UPDATE 4 (May 7, 2018):

Another industry expert chimes in, cautioning that we not conflate the mouse and human studies, pay attention to dosage differences, and recognize the significant unknowns involved in comparing NAD measurements from different types of cell:

1) Mice, as cute as they are, are not furry little people. They are significantly different from people in many important biological ways, so it is inappropriate to conflate results from the two species. Human studies trump rodent studies every time.

2) Dosage.
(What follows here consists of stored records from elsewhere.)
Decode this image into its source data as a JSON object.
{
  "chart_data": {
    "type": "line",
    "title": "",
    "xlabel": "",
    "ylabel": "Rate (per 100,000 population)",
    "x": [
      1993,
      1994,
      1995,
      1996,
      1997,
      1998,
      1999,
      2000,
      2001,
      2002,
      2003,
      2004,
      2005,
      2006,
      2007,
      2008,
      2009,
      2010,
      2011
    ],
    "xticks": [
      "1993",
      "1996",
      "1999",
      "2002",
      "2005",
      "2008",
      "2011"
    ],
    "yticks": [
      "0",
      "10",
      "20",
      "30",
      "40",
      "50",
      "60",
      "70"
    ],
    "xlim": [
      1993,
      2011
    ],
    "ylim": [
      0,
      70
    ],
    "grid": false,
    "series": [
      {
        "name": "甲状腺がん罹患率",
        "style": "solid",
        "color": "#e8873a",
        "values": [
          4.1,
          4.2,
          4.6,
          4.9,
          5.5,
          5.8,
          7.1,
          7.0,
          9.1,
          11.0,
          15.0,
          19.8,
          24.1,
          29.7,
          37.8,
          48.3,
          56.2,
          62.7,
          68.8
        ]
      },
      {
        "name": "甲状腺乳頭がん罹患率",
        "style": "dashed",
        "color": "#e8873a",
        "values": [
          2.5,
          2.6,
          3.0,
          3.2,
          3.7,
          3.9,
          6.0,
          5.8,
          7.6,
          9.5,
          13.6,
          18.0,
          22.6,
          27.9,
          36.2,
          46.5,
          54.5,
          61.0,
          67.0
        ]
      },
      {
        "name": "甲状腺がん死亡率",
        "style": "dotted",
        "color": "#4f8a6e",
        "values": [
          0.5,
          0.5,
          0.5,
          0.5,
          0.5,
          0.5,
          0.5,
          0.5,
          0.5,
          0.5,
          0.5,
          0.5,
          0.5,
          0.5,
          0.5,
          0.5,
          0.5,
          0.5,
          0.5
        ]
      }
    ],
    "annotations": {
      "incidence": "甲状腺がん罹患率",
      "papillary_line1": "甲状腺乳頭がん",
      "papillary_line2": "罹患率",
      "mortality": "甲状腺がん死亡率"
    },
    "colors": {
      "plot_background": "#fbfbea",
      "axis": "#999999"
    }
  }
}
Typical dosages for animal studies were in the 300 mg/kg range; in humans most often at 1000 mg. (The average human is assumed to way 70 kg.) The dosage in the mouse study that showed conversion of NR to Niacinamide (NAM) was only 50 mg/kg and was short term. Humans take NR for months and it takes a while, days, or weeks, to build up to peak blood levels of NAD+.

3) Measurement of NAD+ levels in liver are not the same as measures in blood.

Species, dosage regimen, tissue. All three of these things can make enormous differences in the measurement of any metabolite or drug concentration, over time. It is quite common that levels in a tissue, like liver, will be very different from those in blood. Even levels in whole blood vs. plasma (blood centrifuged to remove red blood cells) can be very different. I have seen no data on NAD+ levels in human liver, only mouse. Would you want to have a liver biopsy done on you? Heck no!!!